MeSH Keywords: Brain Injuries; Immunity, Cellular; Nervous System Diseases
Background
TBI, a leading cause of death and disability worldwide [1], presents major social, economic, and health problems globally [2]. TBI is present in 85% of traumatically injured children [3], and occurs mainly in adults aged 15–24 years [4,5].
TBI is classified as primary injury or secondary injury. Primary injury occurs at the moment of trauma, while secondary injury occurs in the minutes to days after trauma, with complicated cellular processes and biochemical cascades [6]. Unfortunately, secondary events (e.g., excessive release of inflammatory factors and glutamate) further deteriorate primary injury-generated damage [7].
Under multiple circumstances, the brain communicates with the immune system in a bidirectional manner [8], and a lymphatic system inside the dural sinuses has been recently described [9]. Despite the recent surge of interest in TBI and its impact on CNS and peripheral immunity [10,11], the changes during the subacute/chronic phase of TBI remain elusive.
The present study focuses on rmTBI-induced changes, including neurological deficits, CD3+/CD3+CD4+/CD3+CD8+ cell levels and IL-6/IL-10/TNF-α concentrations, and proposes a potential therapeutic strategy for TBI by targeting the brain or peripheral immune system.
Material and Methods
Animals
We used adult male Sprague-Dawley (SD) rats weighing about 200 g. They were purchased from the Chinese Academy of Military Science (Beijing, China) and housed at the Experimental Animal Laboratories of Tianjin Neurological Institute, with controlled temperature of 25°C, 12-h light/dark cycle, and fed ad libitum. Rats were randomly divided into 4 groups: the sham group and 1/2/4-week post-injury groups, with 6 rats in each group.
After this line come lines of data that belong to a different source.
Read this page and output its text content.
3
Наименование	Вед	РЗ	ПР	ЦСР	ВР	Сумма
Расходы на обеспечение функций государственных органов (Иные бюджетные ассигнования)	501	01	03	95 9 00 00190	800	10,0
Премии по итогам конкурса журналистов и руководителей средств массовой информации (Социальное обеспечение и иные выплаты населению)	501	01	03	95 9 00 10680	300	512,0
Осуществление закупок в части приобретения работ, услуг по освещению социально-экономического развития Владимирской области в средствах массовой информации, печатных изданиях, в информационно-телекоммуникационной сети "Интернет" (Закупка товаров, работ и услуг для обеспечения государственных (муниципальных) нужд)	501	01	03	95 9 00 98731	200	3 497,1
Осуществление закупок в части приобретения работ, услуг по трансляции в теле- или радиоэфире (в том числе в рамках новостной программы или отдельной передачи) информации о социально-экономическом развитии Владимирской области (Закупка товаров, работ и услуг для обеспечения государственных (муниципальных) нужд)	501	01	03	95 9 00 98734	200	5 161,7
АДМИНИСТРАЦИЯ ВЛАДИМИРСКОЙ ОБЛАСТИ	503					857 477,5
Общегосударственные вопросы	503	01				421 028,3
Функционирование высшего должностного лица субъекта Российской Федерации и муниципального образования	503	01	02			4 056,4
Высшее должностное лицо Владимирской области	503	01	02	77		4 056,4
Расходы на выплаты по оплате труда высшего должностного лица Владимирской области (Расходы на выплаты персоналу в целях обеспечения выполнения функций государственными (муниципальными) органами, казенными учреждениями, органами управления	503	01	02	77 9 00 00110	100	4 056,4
All procedures were approved by the Institutional Animal Care and Use Committee of Tianjin Medical University and were carried out in accordance with the NIH Guide for the Care and Use of Laboratory Animals.
rmTBI
Briefly, rats were anesthetized with 10% chloral hydrate (3.5 ml/kg, i.p.), followed by placing on a delicate task wiper (Kimwipe, Kimberly-Clark, Irving, TX). Thereafter, the head was put under a hollow guide tube. An impact was delivered to the dorsal skull by dropping a 54-gram metal bolt from the height of 28 inches with a guide pipe, and head rotational acceleration was generated by the delicate task wiper. Rats in the sham group underwent anesthesia and were not subjected to injury.
mNSS
mNSS, including motor, sensory, reflex, and balance, was assessed as previously reported [12]. Rats were examined at weeks 1, 2, and 4 after rmTBI to display effects at different post-injury time points on neurological function. Neurological function was graded on a scale from 0 to 18, with a score of 0 for normal, and a score of for inability to conduct the test or lack of test reflex. Therefore, the higher score, the more severe the injury. Potential motor impairments were quantified by mNSS at 24 h after rmTBI to ensure relatively comparable injuries in rats.
MWM
Spatial learning and memory were measured by use of the MWM at 2 and 4 weeks after injury, respectively. In brief, a maze (150 cm diameter, 50 cm deep) was filled with water at the temperature of approximately 22°C. A target platform (10 cm diameter) was placed 2 cm below the surface of the water.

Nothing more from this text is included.